Wednesday 16 September 2009

Put our money where our brain is, not our mouth.

A former head of the U.S. Department of Homeland Security calls it "regrettable" that Canada plans to withdraw from the conflict in Afghanistan.

He is certainly entitled to his opinion, and the following is undoubtedly true:

Chertoff believes the challenge of this century is "ungoverned space," where there is no government that can maintain order. Those areas of the world can give terrorists room to thrive, he said.

This is the part that I take issue with, not the concept, but the scale and the execution:

"It would be very short-sighted to stint on the investment now and face the consequences in five years," he said. "So I think President Obama is dead-right in what he is doing."

I read something a few days ago about U.S. Special Forces troops sweeping into Mogadishu with helicopters, hitting a specific target, killing him, and extracting with no losses; it's like "Blackhawk Down" except that it worked. The key phrase in the article was "specific intelligence" and THAT is where the investment that Mr Chertoff talks about should be made.

If the place is ungovernable, who are we to think that we can make it so? Even empires had a hell of a time subjugating barbarians; beating them in the field, sure, conquering the place, sure, but holding it? Iraq might have worked if the Yanks had just decapitated the leadership, but I've made that argument before. Superimposing government can work, but building one in a vacuum? Ask another question, what is the Aim?

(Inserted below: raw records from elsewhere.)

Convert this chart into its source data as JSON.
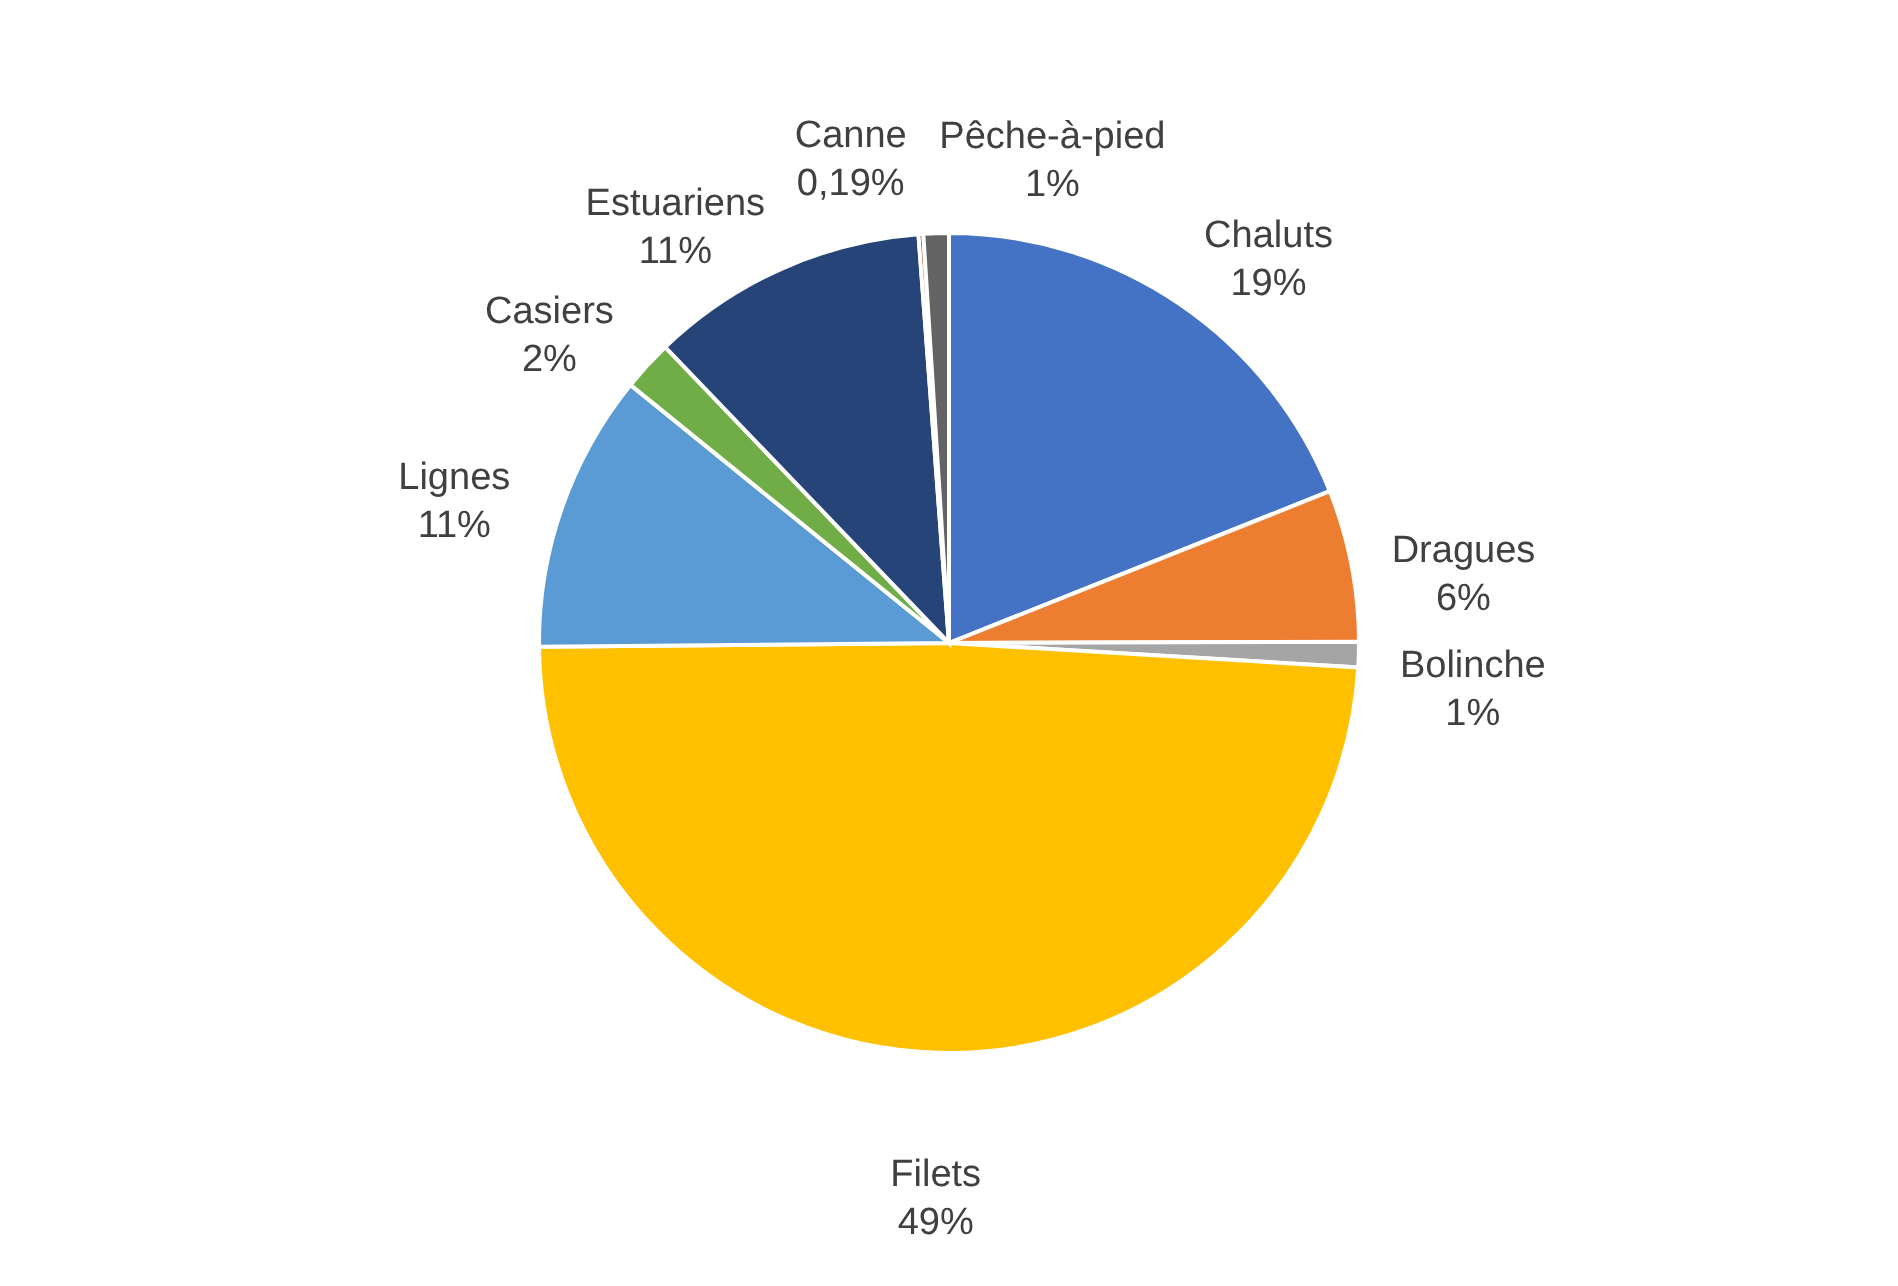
{
  "chart_data": {
    "type": "pie",
    "categories": [
      "Chaluts",
      "Dragues",
      "Bolinche",
      "Filets",
      "Lignes",
      "Casiers",
      "Estuariens",
      "Canne",
      "Pêche-à-pied"
    ],
    "values": [
      19,
      6,
      1,
      49,
      11,
      2,
      11,
      0.19,
      1
    ],
    "value_labels": [
      "19%",
      "6%",
      "1%",
      "49%",
      "11%",
      "2%",
      "11%",
      "0,19%",
      "1%"
    ],
    "colors": [
      "#4472c4",
      "#ed7d31",
      "#a5a5a5",
      "#ffc000",
      "#5b9bd5",
      "#70ad47",
      "#264478",
      "#9e480e",
      "#636363"
    ]
  }
}
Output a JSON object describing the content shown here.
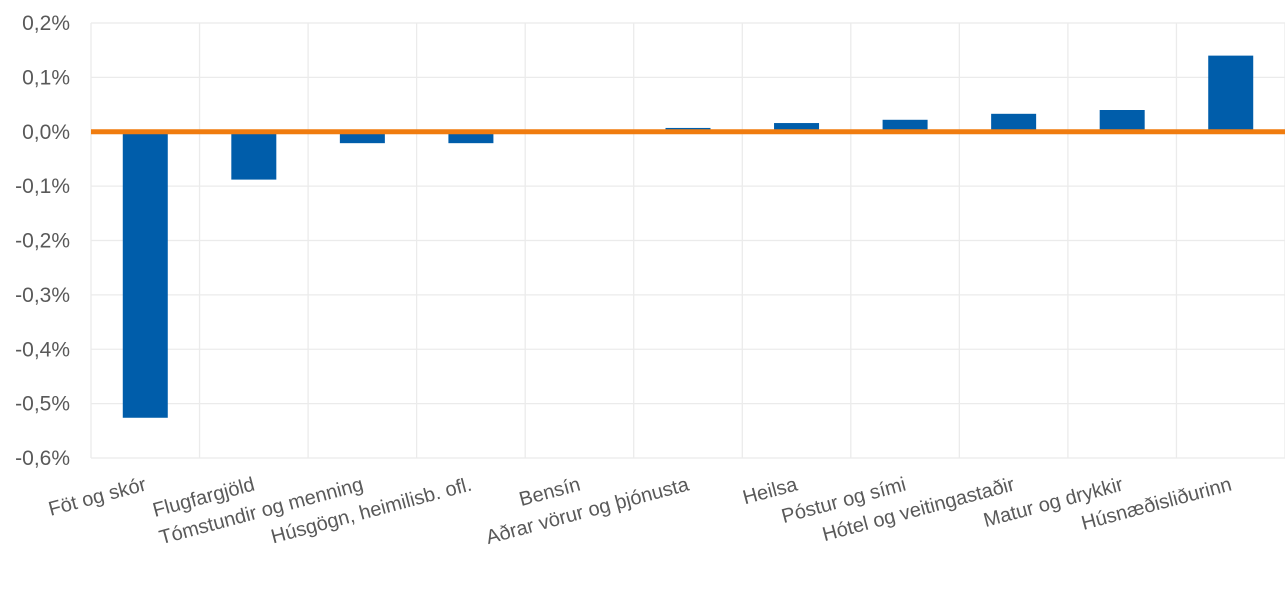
{
  "chart_data": {
    "type": "bar",
    "categories": [
      "Föt og skór",
      "Flugfargjöld",
      "Tómstundir og menning",
      "Húsgögn, heimilisb. ofl.",
      "Bensín",
      "Aðrar vörur og þjónusta",
      "Heilsa",
      "Póstur og sími",
      "Hótel og veitingastaðir",
      "Matur og drykkir",
      "Húsnæðisliðurinn"
    ],
    "values": [
      -0.526,
      -0.088,
      -0.021,
      -0.021,
      0.0,
      0.007,
      0.016,
      0.022,
      0.033,
      0.04,
      0.14
    ],
    "ylim": [
      -0.6,
      0.2
    ],
    "yticks": [
      "0,2%",
      "0,1%",
      "0,0%",
      "-0,1%",
      "-0,2%",
      "-0,3%",
      "-0,4%",
      "-0,5%",
      "-0,6%"
    ],
    "bar_color": "#005DAA",
    "zero_line_color": "#F07C0F",
    "grid": true,
    "grid_color": "#EBEBEB",
    "title": "",
    "xlabel": "",
    "ylabel": ""
  }
}
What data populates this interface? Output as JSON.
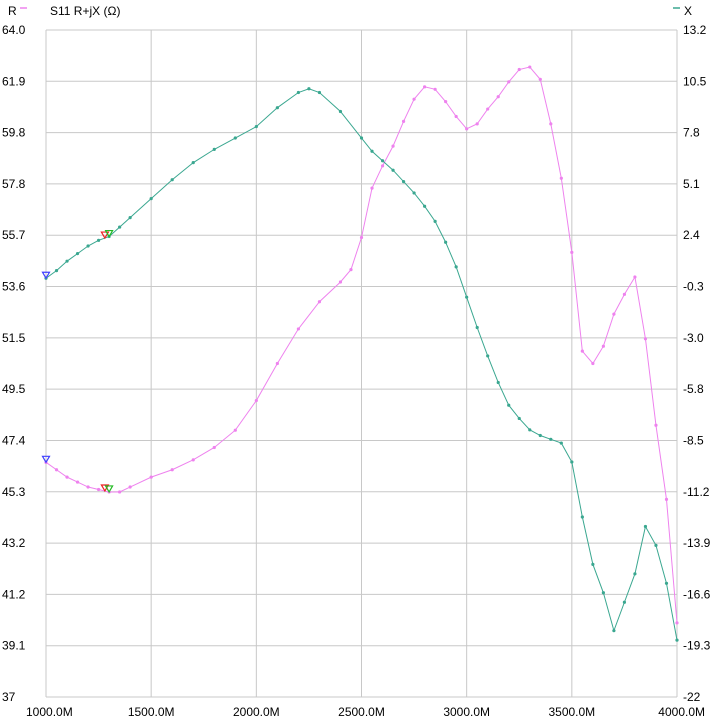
{
  "chart_data": {
    "type": "line",
    "title": "S11 R+jX (Ω)",
    "x_unit_suffix": "M",
    "x_ticks": [
      1000,
      1500,
      2000,
      2500,
      3000,
      3500,
      4000
    ],
    "xlim": [
      1000,
      4000
    ],
    "left_axis": {
      "label": "R",
      "ticks": [
        "64.0",
        "61.9",
        "59.8",
        "57.8",
        "55.7",
        "53.6",
        "51.5",
        "49.5",
        "47.4",
        "45.3",
        "43.2",
        "41.2",
        "39.1",
        "37"
      ],
      "ylim": [
        37,
        64
      ]
    },
    "right_axis": {
      "label": "X",
      "ticks": [
        "13.2",
        "10.5",
        "7.8",
        "5.1",
        "2.4",
        "-0.3",
        "-3.0",
        "-5.8",
        "-8.5",
        "-11.2",
        "-13.9",
        "-16.6",
        "-19.3",
        "-22"
      ],
      "ylim": [
        -22,
        13.2
      ]
    },
    "colors": {
      "R": "#ee82ee",
      "X": "#3aa790",
      "grid": "#c8c8c8"
    },
    "series": [
      {
        "name": "R",
        "axis": "left",
        "color": "#ee82ee",
        "x": [
          1000,
          1050,
          1100,
          1150,
          1200,
          1250,
          1300,
          1350,
          1400,
          1500,
          1600,
          1700,
          1800,
          1900,
          2000,
          2100,
          2200,
          2300,
          2400,
          2450,
          2500,
          2550,
          2600,
          2650,
          2700,
          2750,
          2800,
          2850,
          2900,
          2950,
          3000,
          3050,
          3100,
          3150,
          3200,
          3250,
          3300,
          3350,
          3400,
          3450,
          3500,
          3550,
          3600,
          3650,
          3700,
          3750,
          3800,
          3850,
          3900,
          3950,
          4000
        ],
        "y": [
          46.5,
          46.2,
          45.9,
          45.7,
          45.5,
          45.4,
          45.3,
          45.3,
          45.5,
          45.9,
          46.2,
          46.6,
          47.1,
          47.8,
          49.0,
          50.5,
          51.9,
          53.0,
          53.8,
          54.3,
          55.6,
          57.6,
          58.5,
          59.3,
          60.3,
          61.2,
          61.7,
          61.6,
          61.1,
          60.5,
          60.0,
          60.2,
          60.8,
          61.3,
          61.9,
          62.4,
          62.5,
          62.0,
          60.2,
          58.0,
          55.0,
          51.0,
          50.5,
          51.2,
          52.5,
          53.3,
          54.0,
          51.5,
          48.0,
          45.0,
          40.0
        ]
      },
      {
        "name": "X",
        "axis": "right",
        "color": "#3aa790",
        "x": [
          1000,
          1050,
          1100,
          1150,
          1200,
          1250,
          1300,
          1350,
          1400,
          1500,
          1600,
          1700,
          1800,
          1900,
          2000,
          2100,
          2200,
          2250,
          2300,
          2400,
          2500,
          2550,
          2600,
          2650,
          2700,
          2750,
          2800,
          2850,
          2900,
          2950,
          3000,
          3050,
          3100,
          3150,
          3200,
          3250,
          3300,
          3350,
          3400,
          3450,
          3500,
          3550,
          3600,
          3650,
          3700,
          3750,
          3800,
          3850,
          3900,
          3950,
          4000
        ],
        "y": [
          0.1,
          0.5,
          1.0,
          1.4,
          1.8,
          2.1,
          2.3,
          2.8,
          3.3,
          4.3,
          5.3,
          6.2,
          6.9,
          7.5,
          8.1,
          9.1,
          9.9,
          10.1,
          9.9,
          8.9,
          7.5,
          6.8,
          6.3,
          5.8,
          5.2,
          4.6,
          3.9,
          3.1,
          2.0,
          0.7,
          -0.9,
          -2.5,
          -4.0,
          -5.4,
          -6.6,
          -7.3,
          -7.9,
          -8.2,
          -8.4,
          -8.6,
          -9.6,
          -12.5,
          -15.0,
          -16.5,
          -18.5,
          -17.0,
          -15.5,
          -13.0,
          -14.0,
          -16.0,
          -19.0
        ]
      }
    ],
    "markers": [
      {
        "x": 1000,
        "series": "R",
        "color": "#4040ff"
      },
      {
        "x": 1000,
        "series": "X",
        "color": "#4040ff"
      },
      {
        "x": 1280,
        "series": "R",
        "color": "#ee2222"
      },
      {
        "x": 1280,
        "series": "X",
        "color": "#ee2222"
      },
      {
        "x": 1300,
        "series": "R",
        "color": "#22bb22"
      },
      {
        "x": 1300,
        "series": "X",
        "color": "#22bb22"
      }
    ],
    "grid": true,
    "legend": "top"
  }
}
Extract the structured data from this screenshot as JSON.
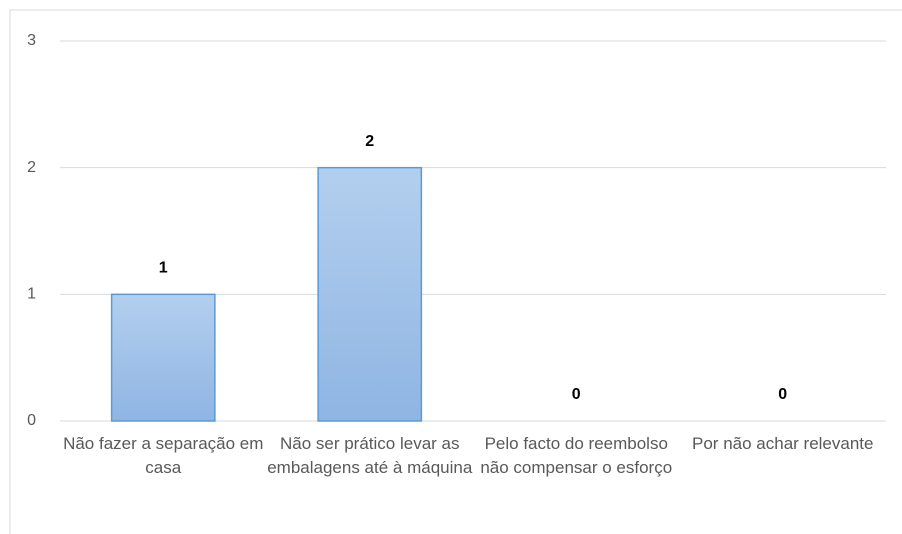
{
  "chart_data": {
    "type": "bar",
    "categories": [
      "Não fazer a separação em casa",
      "Não ser prático levar as embalagens até à máquina",
      "Pelo facto do reembolso não compensar o esforço",
      "Por não achar relevante"
    ],
    "values": [
      1,
      2,
      0,
      0
    ],
    "color": "#9dc0e8",
    "ylim": [
      0,
      3
    ],
    "yticks": [
      0,
      1,
      2,
      3
    ],
    "grid": true
  }
}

Yes, "Selection and Maintenance of the Aim" is the foremost of most Principals of Warfare that you will find, although the exact terms will vary. End state is what? Terrorists have no safe havens to attack us from with impunity? I can think of a lot cheaper (in blood and treasure) ways to achieve that than bogging ourselves down and making us the fixed target as we wallow about trying to rebuild a failed state.

The people who live in these places have more pressing motivation than we do for their countries to function, and if THEY can't make it work that doesn't augur well for us to do so. Cynical for damned sure, but I'm still waiting for someone to prove me wrong.